Using the ISRmt to Treat Diseases:

So, we know how the ISRmt works, but how might we harness it to treat human diseases? Things get a little more complicated here, as it seems like the ISRmt can be helpful in some situations and detrimental in others. In the case of cognitive function and neurodegenerative disease, for example, there’s animal evidence that the ISRmt can be beneficial. Delivering FGF21 (fibroblast growth factor 21, which is involved in the initial stages of ISRmt) to the brains of mice helped their brains to maintain glucose metabolism, reduced neuron damage and ultimately preserved cognitive function. Yet in mouse models of prion disease, suppressing the ISRmt was found to be beneficial.

ISRmt may also help protect against resistance to the blood sugar-lowering hormone insulin, and therefore against type II diabetes. As mentioned in the previous section, the ISRmt involves increased glucose absorption by cells, something that the cells of diabetic patients struggle to do. The researchers note that some short-term clinical trials have tried giving FGF21 to diabetics, but unfortunately the effects on blood sugar were not statistically significant.

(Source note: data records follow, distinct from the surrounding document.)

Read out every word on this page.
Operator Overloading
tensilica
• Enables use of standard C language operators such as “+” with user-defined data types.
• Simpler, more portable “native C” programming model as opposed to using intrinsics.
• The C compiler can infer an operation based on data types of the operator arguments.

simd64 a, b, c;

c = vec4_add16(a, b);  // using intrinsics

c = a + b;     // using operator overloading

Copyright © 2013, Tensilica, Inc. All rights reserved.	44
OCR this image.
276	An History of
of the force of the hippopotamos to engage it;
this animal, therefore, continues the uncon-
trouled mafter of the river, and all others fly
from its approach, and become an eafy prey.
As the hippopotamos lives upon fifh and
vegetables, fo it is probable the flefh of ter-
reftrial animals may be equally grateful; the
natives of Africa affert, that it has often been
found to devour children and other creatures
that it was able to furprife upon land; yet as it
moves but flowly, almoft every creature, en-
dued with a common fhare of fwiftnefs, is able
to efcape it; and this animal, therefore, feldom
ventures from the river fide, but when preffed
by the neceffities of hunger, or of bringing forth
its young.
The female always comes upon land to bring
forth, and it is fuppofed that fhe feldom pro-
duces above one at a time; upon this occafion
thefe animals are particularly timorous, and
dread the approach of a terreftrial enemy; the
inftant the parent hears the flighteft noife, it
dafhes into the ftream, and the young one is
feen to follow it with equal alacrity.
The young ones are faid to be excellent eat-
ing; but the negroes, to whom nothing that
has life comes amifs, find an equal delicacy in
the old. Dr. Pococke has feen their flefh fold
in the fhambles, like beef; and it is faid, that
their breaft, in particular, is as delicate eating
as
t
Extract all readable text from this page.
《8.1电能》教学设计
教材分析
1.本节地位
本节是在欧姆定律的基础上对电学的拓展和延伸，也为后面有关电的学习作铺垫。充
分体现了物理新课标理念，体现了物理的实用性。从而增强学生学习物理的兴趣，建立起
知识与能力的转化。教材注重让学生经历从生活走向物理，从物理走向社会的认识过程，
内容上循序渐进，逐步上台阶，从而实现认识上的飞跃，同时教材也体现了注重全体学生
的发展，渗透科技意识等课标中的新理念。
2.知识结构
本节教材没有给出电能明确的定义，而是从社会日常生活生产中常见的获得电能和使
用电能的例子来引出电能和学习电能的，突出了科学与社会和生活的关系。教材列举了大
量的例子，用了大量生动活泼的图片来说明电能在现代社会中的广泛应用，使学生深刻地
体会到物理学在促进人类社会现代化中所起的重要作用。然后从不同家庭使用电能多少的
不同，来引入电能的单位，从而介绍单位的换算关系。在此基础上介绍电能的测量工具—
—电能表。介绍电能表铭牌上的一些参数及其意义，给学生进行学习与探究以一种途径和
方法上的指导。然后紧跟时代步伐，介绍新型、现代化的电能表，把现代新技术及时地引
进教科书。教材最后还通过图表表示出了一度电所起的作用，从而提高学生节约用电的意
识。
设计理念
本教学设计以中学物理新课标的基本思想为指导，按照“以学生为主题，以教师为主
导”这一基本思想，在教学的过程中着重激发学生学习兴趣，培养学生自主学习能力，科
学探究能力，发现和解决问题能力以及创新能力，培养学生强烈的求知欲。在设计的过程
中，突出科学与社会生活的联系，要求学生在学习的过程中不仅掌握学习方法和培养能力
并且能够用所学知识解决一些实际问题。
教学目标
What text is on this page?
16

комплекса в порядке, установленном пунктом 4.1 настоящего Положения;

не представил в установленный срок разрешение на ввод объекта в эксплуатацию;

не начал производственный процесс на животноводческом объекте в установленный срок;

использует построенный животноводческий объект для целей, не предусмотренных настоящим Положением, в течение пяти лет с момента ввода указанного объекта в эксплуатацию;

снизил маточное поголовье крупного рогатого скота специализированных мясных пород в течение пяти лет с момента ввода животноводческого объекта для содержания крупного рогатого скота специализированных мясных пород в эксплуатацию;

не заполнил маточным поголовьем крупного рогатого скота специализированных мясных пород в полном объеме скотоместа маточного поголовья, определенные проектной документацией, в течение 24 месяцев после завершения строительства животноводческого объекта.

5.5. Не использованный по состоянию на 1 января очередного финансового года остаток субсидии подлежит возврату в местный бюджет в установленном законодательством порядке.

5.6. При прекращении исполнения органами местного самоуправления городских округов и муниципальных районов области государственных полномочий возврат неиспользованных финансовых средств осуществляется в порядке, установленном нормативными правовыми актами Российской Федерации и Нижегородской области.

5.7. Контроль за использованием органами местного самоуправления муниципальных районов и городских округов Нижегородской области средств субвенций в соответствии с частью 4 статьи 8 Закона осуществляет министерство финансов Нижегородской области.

Ways in which ISRmt could be targeted to improve human health.
*The mitochondrial integrated stress response: A novel approach to anti-aging and pro-longevity*
*https://doi.org/10.1016/j.arr.2024.102603*

What About Ageing?

The ISRmt has been found to extend lifespan in yeast, worms, and flies. This doesn’t necessarily mean that it slows ageing down, but it is one of the expected outcomes of delayed ageing. It also extends lifespan in mice, but the case in mammals is nuanced. It may be that this response to mitochondrial stress is beneficial under usual circumstances, but becomes harmful in the context of some chronic diseases when the stress response never turns off.

What Can You Do?

While the strategy of activating the ISRmt with drugs is not yet proven to be either beneficial or safe, there may be natural ways to take advantage of this mechanism. Calorie restriction (a sharp reduction in calorie intake without causing malnutrition), protein restriction, physical exercise and exposure to cold temperatures all result in mitochondrial stress and activate the ISRmt. These methods all have many other proven health benefits and are safe to do (though more extreme forms of cold exposure like cryotherapy may need expert supervision).

Another thing you may be able to do to improve mitochondrial health is to look after your liver, since the liver is a particularly important source of FGF21. This means maintaining a healthy weight and limiting the consumption of alcohol and sugar, especially fructose since this type of sugar is particularly harmful to the liver if intake is too high.